Nitish hails Chinese growth

He, however, refused to replicate the Chinese model of growth in India.
Nitish, who led a seven-member delegation to China, told reporters that his visit to the Communist country was an enriching experience.

 “The way China is progressing in different sectors was an eye-opener for me. Be it agriculture, industry, power or railways, their progress in these areas was worth watching. Their vegetable farming with new technology and techniques certainly impressed me a lot. One can see the vegetable farms and green houses stretching for miles in rural areas. No wonder it is able to feed South Korea, and even Japan, with vegetables,” Nitish said.

He was, however, candid enough to admit that it would not be feasible to replicate the Chinese model of development in India.

 “They have a different political set-up and it would not be feasible to ape the Chinese model in our own country which has a democratic political system. But the way they are progressing, one can only marvel at their development strategy,” he said.

“The most striking feature was that if the Chinese start a programme, they will achieve the target within the stipulated time-frame at any cost,” said Nitish in an apparent reference to the system in India where the government can’t impose its wishes and dictum on the people the way China do with force.
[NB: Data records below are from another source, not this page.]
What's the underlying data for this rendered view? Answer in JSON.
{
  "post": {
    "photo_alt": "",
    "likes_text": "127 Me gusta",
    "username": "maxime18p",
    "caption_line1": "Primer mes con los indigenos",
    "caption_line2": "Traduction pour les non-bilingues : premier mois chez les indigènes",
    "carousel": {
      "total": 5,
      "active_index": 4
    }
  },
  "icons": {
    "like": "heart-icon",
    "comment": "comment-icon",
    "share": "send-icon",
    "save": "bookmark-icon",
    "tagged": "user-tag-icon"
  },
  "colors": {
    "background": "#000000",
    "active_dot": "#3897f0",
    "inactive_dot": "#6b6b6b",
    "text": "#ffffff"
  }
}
 “I was amazed to see the power plants which boasted of 100 per cent capacity utilisation. They have built quality eight-lane roads with green patches on both flanks. Even in urban areas, you will not find any barren stretch. Either there will be roads or they will have green cover,” added Nitish.

He, however, maintained that though India could not adopt the Chinese model for growth, he was proud of “Indian democracy and its development model.”

Reviving ties

During his week-long visit, Nitish also urged India and China to rediscover their centuries-old close cultural and religious ties.
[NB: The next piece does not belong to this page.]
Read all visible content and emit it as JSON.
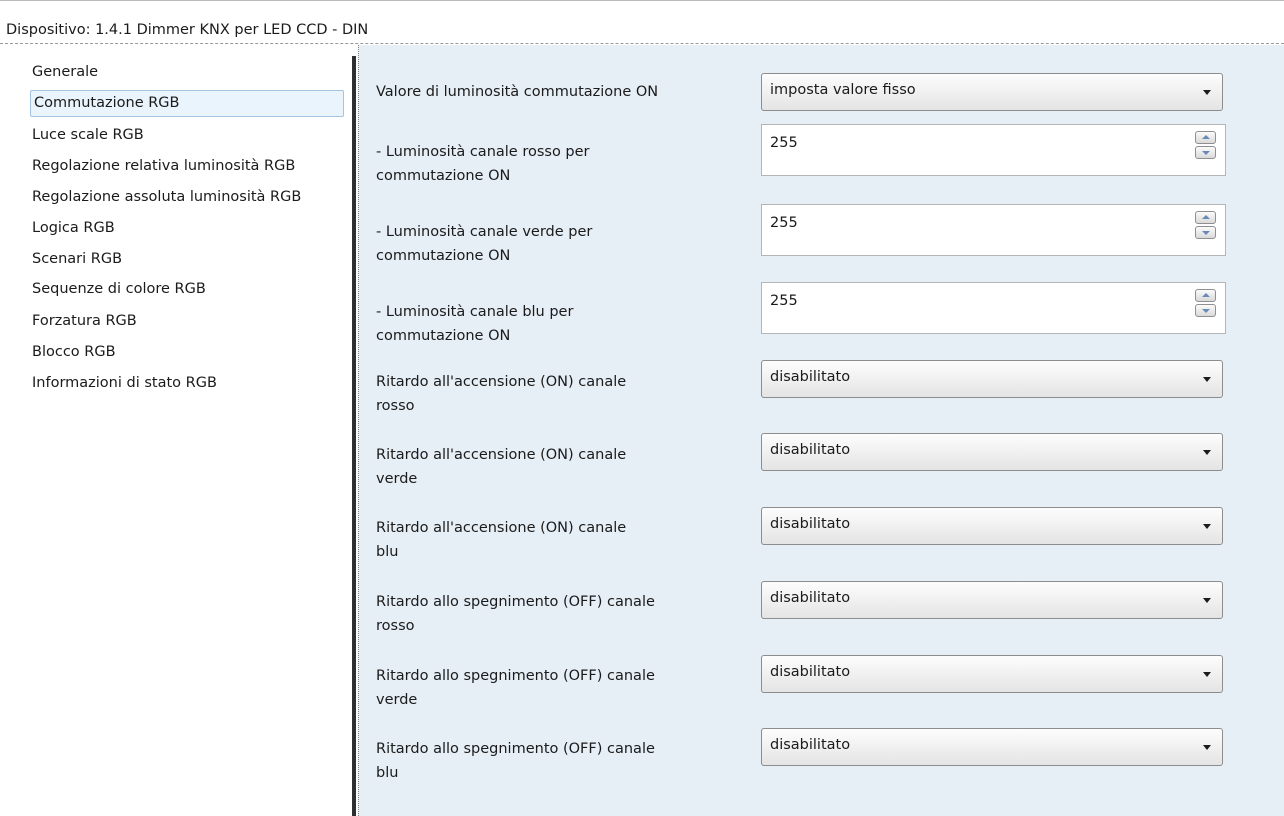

“The term ‘Bihar’ is itself derived from the Sanskrit word ‘Vihara’, which has relations with Buddhist viharas,” he pointed out.

Talking about the revival of famous fourth century Nalanda University, specialising in Buddhist studies, Nitish said scholars from Nalanda University such as Bodhidharma took Buddhism to other parts of the world, including China, Korea and Japan.

“Hieun Tsang, the legendary Chinese traveller, who stayed at the ancient Nalanda University for 17 years during the seventh century AD, has left a detailed account of Nalanda,” he said.

“Buddhism has been the most inclusive, most tolerant and most accommodative way of life.”